Recommended by David Hansen

  • The Big Fuckin' Giant
    10 Apr. 2018
    Bykowski creates a trio of men who are each sympathetic in their own way, and in turn each of their weaknesses are exposed by the others. Women are absent, a couple defined for us by these men, as types -- an African-American who is fetishized and feared, the aloof, white cuckolder. These collegiate athletes channel their aggression and practice their dominance on the women they cannot understand and lives they feel they cannot control on a blow-up doll, and on each other. It is an aggressively physical and painfully eloquent parable for our time, or for all times.
  • Goat Song
    9 Apr. 2018
    On one Galápagos island, Rahn-Lee creates her own Petri dish of compelling characters to stir up a fascinating and even humorous philosophical debate on who lives and who dies, who gets to stay and who is forced to leave, and who has the right to decide. It is a cunning metaphor for today's immigration debate with a chilling conclusion. Highly recommended.
  • FUCK CANCER
    7 Apr. 2018
    Much cancer treatment, in the West and elsewhere, are merely treatment. The palliate. To soothe. To provide energy, and strength, and hope. Because cancer will win.

    Jagernauth’s play, however, is not so much about the patient, but the provider, whose struggles are a reminder that you cannot take care of the patient if you do not take care of yourself.

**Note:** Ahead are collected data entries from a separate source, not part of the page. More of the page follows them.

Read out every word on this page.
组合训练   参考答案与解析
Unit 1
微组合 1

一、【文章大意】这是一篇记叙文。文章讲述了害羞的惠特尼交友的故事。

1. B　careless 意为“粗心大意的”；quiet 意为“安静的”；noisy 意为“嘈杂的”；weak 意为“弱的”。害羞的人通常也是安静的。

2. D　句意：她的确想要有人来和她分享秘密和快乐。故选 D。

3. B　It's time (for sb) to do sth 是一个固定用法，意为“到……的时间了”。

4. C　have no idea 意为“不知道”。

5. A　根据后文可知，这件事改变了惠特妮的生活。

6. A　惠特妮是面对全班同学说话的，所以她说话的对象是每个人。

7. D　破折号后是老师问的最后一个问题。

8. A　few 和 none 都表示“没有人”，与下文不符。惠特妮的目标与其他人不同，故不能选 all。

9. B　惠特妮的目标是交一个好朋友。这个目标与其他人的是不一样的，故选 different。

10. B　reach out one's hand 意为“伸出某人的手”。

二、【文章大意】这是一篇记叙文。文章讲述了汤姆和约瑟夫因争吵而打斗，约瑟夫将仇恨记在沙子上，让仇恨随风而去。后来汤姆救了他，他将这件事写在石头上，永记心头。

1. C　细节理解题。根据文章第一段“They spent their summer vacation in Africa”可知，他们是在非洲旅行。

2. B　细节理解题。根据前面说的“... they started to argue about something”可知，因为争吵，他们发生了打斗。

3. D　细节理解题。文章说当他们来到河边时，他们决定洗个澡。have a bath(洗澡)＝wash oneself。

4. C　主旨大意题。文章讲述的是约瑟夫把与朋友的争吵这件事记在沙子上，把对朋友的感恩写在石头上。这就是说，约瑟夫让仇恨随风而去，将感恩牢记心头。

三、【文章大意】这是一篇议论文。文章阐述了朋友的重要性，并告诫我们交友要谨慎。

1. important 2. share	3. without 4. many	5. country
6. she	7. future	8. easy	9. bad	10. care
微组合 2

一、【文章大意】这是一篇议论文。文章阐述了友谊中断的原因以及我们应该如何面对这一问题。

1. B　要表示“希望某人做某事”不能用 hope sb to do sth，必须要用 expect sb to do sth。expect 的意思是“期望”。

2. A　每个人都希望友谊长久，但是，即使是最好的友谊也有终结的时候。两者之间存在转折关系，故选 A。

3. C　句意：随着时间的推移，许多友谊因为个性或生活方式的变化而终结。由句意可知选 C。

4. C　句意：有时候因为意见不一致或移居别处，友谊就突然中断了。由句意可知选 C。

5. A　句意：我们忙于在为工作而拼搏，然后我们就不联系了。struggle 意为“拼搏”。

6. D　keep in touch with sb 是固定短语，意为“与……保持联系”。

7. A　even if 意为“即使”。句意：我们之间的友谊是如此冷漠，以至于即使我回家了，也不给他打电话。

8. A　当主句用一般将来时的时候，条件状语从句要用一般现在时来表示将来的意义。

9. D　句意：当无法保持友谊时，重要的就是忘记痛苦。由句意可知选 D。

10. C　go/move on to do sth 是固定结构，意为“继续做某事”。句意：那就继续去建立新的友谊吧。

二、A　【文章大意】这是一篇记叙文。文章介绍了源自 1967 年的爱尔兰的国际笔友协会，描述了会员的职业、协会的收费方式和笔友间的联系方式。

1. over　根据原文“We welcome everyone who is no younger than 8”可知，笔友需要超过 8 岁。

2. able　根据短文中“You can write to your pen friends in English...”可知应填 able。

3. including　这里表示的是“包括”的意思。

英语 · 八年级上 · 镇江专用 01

    She has created a dreamlike, grounded, and heartbreaking piece about the helplessness we feel in the face of the most insidious and prevalent of maladies. Strongly recommended.
  • FALSTAFF RISETH
    6 Apr. 2018
    This tale is one of epic absurdity, a relentless and raucous send-up of Elizabethan and high school drama, and above all a tribute to the thankless theater parent, without whom the show would not go on. The pop culture references come at you fast and furious, hip-deep with turns of phrase both classic and current, as a troupe of teens unintentionally strive to produce several productions at once. It's smart, silly, and even subversive, as the playwright has created a Shakespearean showcase where the Bard himself is entirely absent!
  • People of the Book
    5 Apr. 2018
    Taken literally, El Guindi's play is about deception, professional and personal jealousy, and the effect of American wars in the Middle East. It's a great read, with playful and cutting dialogue, and it is also a metaphor for how American has played itself, chaining our fate to the region. Each of the four central characters reflect a different point of view, about art and writing, the war and its worth, and what responsibility the United States has yet to take for its actions. And each of them had my (shifting) sympathy. Highly recommended!
  • I Go Somewhere Else
    4 Apr. 2018
    Our narrator, as a child, asks, "Aren't we supposed to love everybody? No matter what they've done to hurt us in the past?" When someone we love hurts us, we assume it is something we have done to deserve it. Even a blameless child thinks this. In this moving and insightful play, the playwright deftly lays out the story of a troubling mother-figure, leaving it squarely at our feet to understand her and to forgive her, as we strive to understand and forgive our own mothers. The way we hope our children may one day understand and forgive us.
  • The Tallest Building in the World
    3 Apr. 2018
    Schatz tells an expansive story with great economy, utilizing a small number of interesting characters who debate and kvetch with wit and passion to build a dream for the future. The tragedy as they see it is the predetermined ephemera of architecture. As the playwright points out, "architecture might be the only art form where the art is destroyed as a means of progress." We are sadly aware of the flaws in the logic of their design, and how the techniques employed to make the thing possible are also elements which will contribute to its eventual destruction. Highly recommended.
  • Monsters Are Made
    2 Apr. 2018
    "You know you're a rapist but you don't even know what rape means." To what extent should we understand the assailant, the rapist? What do you do with a perpetrator who demands his own punishment, when doing so is merely another form of control, dominance, and presence?

    This is a strong two-hander, currently in development, one that poses difficult questions, with violence and humor, but openly searching for a true and honest path to justice and redemption.
  • Before Evening Comes
    1 Apr. 2018
    A Dystopian parable, set in a near-future where all African-American men are legal bound to make a very specific sacrifice to maintain their own survival. In days past, those enslaved told of people who could fly (and escape their captors) and that story is wound up in this, a moving and lyric tale of the men who are complicit in the system and the women who sacrifice everything to save their children from it. Highly recommend.
  • The Family Claxon
    16 Dec. 2017
    Relentlessly funny, delightfully grotesque, and an extremely timely allegory for 21st century America, this fast-paced disaster play pits one quintessentially fatuous modern family against the forces of entropy which currently envelop our society. And there's cake!